Vor Ort traf sich die Delegation mit Papst Leo XIV. und tauschte sich in Arbeitsrunden und Workshops aus. Im Zentrum der Beratungen standen dabei konkrete Fragen: Wie gelingt gelebte Beteiligung in Pfarren und Gremien? Wie lassen sich Struktur und Spiritualität verbinden, damit das Gemeinschaftliche in der Kirche vertieft werden kann? Wie kann Beteiligung in der Gemeinde gelingen? Wie können ökologische Verantwortung und soziale Gerechtigkeit in der Praxis verankert werden?
Im Austausch mit den Vertreterinnen und Vertretern der Weltkirche wurde deutlich, wie vielfältig der Schatz an Glaubenserfahrungen ist, den die Kirche anzubieten hat. Papst Leo XIV. betonte dabei, dass Veränderung Geduld braucht – und Menschen, die bereit sind, mitzugehen.

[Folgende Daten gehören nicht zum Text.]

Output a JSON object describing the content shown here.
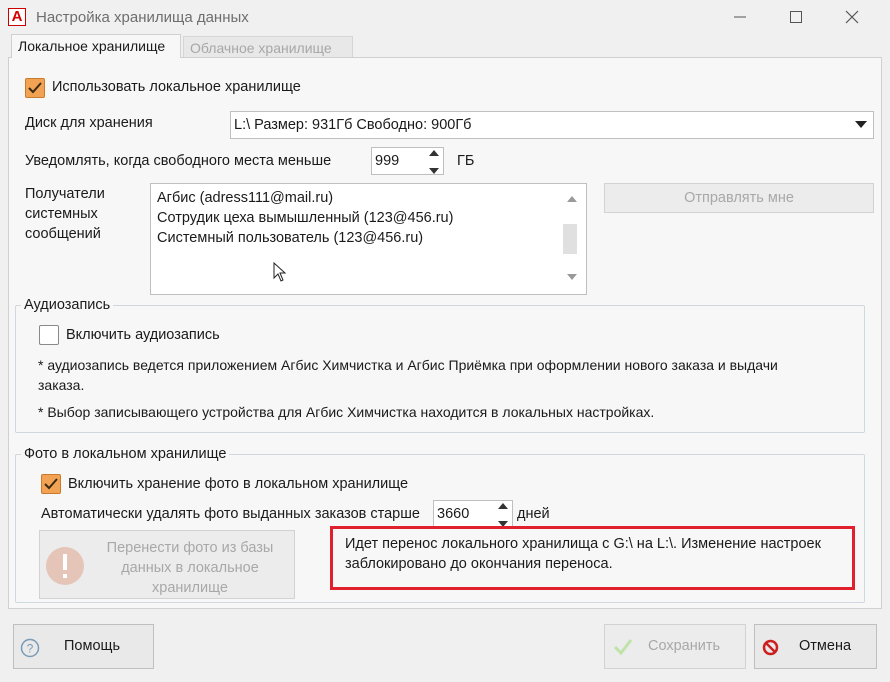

Für die Kirche in der Steiermark ist das Treffen ein kraftvolles Signal: Wir sind Teil eines weltweiten Prozesses und stehen nicht am Rand, sondern mittendrin. Der gemeinsame synodale Weg ist kein Projekt mit Enddatum, sondern eine Einladung: Mithören, Mitdenken, Mitgestalten – vor Ort, in der Pfarre, in der Gemeinschaft.
Im feierlichen Abschlussgottesdienst am Sonntag wendete sich Papst Leo an die versammelten mit der Bitte mitzuhelfen den kirchlichen Raum „zu erweitern, damit er kollegial und einladend wird.“ Wenn Synodalität gelingt, dann dort, wo Menschen offen reden, einander ernst nehmen und den Schritt zu mehr Gemeinschaft wagen.
Lukas Grangl, Rom
Seit 2021 läuft der von Papst Franziskus angestoßene Prozess, bei dem Katholik:innen weltweit zur Beteiligung bei unterschiedlichen Themen der Kirche eingeladen sind. Ziel ist eine Reform der Kirche „von unten“, durch Zuhören und gemeinsames Nachdenken.